Он посмотрел на Люта и испытал прилив благодарности, увидев в строгих глазах одобрение. Ивар всё равно сделал бы по-своему несмотря на то, что не был наместником, но княжич был признателен боярину уже за то, что тот не чинил препон.
— Приготовим незваным гостям достойный приём!
***
Когда княжич, уже полностью облачённый для боя, вышел на крыльцо терема, окружённый кметями своей дружины, многоголосый гомон разом стих, так что стало слышно, как побрякивают кольца в его длинной броне. Одна рука юноши покоилась на рукояти меча, в другой лежал блестящий шелом.
Остановившись, Ивар обвёл взглядом толпу.

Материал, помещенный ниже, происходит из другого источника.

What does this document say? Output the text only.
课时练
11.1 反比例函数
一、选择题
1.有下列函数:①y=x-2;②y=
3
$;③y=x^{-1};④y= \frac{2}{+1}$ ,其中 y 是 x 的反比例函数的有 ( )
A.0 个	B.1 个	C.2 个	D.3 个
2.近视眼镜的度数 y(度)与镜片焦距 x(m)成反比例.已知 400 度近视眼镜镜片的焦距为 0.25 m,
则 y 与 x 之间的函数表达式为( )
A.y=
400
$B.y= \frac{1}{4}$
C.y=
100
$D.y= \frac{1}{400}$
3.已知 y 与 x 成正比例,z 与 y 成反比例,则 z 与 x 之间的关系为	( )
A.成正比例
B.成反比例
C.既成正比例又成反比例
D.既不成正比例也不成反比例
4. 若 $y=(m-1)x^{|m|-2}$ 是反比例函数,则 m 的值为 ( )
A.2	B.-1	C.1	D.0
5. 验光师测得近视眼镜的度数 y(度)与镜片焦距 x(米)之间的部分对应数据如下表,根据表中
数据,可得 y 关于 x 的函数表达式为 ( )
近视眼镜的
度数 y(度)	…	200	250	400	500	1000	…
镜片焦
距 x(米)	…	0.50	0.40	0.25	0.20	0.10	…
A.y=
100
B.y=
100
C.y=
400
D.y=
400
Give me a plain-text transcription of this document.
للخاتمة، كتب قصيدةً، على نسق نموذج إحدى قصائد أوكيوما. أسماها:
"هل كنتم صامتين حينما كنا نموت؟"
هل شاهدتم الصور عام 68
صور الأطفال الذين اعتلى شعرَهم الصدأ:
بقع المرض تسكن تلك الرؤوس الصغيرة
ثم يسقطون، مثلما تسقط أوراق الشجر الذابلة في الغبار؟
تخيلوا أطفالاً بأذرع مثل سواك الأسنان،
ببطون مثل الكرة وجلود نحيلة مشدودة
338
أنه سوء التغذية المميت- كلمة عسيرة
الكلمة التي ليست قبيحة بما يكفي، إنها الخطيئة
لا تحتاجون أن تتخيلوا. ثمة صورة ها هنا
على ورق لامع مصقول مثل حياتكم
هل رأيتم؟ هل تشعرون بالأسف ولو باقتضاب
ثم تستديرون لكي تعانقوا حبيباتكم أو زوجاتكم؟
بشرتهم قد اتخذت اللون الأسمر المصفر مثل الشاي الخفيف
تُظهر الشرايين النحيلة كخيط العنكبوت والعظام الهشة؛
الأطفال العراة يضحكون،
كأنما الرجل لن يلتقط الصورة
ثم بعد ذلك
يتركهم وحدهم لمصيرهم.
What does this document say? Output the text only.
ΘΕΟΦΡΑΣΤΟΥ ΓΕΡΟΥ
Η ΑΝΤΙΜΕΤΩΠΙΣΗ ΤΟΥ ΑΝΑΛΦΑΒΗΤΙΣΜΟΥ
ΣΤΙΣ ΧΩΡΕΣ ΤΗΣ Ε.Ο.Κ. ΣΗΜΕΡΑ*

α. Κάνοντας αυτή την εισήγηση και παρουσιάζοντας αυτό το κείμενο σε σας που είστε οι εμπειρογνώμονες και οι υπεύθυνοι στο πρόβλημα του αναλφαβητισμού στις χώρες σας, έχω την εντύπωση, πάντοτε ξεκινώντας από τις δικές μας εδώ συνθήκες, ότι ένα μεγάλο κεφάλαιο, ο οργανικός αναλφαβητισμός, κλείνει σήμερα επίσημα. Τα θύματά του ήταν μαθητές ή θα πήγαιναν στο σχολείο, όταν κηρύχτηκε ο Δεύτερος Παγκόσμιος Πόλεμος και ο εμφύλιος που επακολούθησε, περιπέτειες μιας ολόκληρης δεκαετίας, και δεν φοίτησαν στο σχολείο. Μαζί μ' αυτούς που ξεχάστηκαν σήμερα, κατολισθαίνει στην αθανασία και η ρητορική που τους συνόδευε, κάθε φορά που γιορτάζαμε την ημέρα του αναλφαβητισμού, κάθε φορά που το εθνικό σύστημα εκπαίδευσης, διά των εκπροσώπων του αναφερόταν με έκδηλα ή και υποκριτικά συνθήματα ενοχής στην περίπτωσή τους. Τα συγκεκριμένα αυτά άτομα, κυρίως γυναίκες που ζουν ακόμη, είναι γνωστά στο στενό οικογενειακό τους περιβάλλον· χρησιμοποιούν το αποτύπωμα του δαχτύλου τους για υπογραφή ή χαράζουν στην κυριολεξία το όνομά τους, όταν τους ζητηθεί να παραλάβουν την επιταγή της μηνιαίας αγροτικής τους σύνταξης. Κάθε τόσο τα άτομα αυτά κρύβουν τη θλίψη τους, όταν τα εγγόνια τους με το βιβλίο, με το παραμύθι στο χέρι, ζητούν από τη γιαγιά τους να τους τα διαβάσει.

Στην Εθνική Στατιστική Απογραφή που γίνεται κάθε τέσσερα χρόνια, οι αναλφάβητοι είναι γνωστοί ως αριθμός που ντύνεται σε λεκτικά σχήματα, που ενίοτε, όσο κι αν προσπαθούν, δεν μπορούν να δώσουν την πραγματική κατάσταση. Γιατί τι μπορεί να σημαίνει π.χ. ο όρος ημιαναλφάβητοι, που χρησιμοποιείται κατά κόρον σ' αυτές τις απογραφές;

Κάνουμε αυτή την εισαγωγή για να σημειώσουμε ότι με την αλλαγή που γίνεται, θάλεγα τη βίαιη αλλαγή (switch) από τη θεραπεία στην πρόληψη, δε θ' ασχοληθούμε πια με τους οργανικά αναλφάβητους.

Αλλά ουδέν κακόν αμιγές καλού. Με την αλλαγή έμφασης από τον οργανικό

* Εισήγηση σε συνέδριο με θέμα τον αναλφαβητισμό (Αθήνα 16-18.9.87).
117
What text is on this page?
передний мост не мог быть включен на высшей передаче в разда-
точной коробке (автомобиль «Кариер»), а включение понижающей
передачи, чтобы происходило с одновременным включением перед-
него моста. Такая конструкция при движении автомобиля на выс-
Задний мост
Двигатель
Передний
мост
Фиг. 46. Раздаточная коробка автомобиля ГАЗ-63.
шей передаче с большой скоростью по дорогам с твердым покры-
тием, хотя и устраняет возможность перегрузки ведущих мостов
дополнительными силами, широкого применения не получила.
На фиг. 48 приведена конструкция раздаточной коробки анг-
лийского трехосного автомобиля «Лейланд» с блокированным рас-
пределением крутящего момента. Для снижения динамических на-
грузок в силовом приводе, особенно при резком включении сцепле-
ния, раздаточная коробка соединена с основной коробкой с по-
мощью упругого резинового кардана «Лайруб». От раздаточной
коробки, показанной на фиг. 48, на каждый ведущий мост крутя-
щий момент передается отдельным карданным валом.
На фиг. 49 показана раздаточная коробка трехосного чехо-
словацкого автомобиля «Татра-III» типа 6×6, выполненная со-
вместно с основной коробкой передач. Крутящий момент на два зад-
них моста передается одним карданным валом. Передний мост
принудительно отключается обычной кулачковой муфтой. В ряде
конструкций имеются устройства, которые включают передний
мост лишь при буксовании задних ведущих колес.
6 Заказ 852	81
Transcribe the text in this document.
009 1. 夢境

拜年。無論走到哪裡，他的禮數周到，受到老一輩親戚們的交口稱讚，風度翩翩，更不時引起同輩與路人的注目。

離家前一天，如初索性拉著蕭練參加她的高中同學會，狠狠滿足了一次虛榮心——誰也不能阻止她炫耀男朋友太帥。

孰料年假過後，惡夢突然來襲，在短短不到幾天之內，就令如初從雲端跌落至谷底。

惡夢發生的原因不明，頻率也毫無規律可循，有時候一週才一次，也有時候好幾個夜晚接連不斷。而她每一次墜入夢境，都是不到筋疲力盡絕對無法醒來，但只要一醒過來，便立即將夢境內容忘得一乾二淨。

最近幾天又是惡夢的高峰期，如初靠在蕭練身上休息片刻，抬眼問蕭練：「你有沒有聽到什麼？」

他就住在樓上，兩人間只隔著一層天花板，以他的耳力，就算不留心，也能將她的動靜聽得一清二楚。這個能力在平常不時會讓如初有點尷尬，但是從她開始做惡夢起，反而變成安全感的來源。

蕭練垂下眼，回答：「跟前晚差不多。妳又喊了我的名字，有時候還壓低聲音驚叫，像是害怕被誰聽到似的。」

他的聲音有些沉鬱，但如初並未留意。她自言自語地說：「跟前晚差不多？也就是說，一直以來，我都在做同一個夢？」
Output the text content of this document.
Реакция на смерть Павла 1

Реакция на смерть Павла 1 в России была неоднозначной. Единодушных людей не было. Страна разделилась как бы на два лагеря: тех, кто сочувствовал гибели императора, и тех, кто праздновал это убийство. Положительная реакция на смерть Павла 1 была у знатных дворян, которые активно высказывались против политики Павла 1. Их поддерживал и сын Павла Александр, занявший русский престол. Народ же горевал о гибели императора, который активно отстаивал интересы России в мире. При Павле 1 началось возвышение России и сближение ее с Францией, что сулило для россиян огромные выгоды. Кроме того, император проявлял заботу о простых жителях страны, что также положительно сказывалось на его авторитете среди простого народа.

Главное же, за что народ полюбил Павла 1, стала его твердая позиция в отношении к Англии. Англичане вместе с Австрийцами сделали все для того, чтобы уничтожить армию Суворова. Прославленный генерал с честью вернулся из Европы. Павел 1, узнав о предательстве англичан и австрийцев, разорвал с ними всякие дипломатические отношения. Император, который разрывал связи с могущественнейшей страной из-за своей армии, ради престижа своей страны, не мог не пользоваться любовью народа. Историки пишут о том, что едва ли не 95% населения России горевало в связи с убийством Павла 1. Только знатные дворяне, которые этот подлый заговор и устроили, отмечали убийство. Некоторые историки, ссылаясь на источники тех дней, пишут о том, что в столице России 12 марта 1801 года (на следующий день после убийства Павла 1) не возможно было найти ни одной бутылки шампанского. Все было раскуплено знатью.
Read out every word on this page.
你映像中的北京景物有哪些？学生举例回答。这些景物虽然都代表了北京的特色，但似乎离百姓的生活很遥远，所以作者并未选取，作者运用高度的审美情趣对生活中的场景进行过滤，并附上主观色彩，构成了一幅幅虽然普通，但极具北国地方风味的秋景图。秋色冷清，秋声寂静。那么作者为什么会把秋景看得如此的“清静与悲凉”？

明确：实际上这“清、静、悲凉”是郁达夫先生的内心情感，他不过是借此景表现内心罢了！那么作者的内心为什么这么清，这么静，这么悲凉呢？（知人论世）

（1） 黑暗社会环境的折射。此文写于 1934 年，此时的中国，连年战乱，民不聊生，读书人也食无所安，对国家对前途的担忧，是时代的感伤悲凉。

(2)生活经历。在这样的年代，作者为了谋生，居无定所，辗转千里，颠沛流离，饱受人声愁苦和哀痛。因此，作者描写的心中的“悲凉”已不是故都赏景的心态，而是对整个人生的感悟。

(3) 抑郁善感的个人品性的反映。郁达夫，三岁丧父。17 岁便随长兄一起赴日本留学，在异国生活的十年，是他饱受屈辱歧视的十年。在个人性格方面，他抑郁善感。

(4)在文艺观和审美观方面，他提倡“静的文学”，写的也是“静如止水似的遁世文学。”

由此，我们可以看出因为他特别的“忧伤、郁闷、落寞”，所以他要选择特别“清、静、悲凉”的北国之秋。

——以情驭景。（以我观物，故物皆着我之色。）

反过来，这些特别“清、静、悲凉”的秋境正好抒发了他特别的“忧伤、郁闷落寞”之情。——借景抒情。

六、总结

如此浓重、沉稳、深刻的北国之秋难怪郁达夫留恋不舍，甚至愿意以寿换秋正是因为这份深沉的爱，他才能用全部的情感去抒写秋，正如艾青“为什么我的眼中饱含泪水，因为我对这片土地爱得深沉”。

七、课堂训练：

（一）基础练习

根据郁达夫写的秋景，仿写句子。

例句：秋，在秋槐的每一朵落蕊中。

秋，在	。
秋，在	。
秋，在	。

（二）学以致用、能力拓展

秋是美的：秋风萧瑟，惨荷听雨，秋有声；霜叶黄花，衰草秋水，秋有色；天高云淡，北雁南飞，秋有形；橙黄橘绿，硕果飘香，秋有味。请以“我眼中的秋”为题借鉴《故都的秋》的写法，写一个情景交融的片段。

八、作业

Все они — воины-пешцы с высокими щитами, посуровевшие и убранные для сечи, горожане, стискивающие топоры и рогатины, селяне, похватавшие даже вилы и косы, перепуганные жёны, прижимающие бледные дрожащие руки к груди — смотрели на него в ожидании. Серое, ещё совсем зимнее небо угрюмо раскинуло над ними свой негреющий плат.
Отец-Громовержец, помоги выдюжить! Дозволь отстоять своё! Не дать сарынам порушить город, увести людей в чужедальнюю сторону. Не дозволь осиротить детей, оставить на погубу старцев. Дай силы, Отец Небесный!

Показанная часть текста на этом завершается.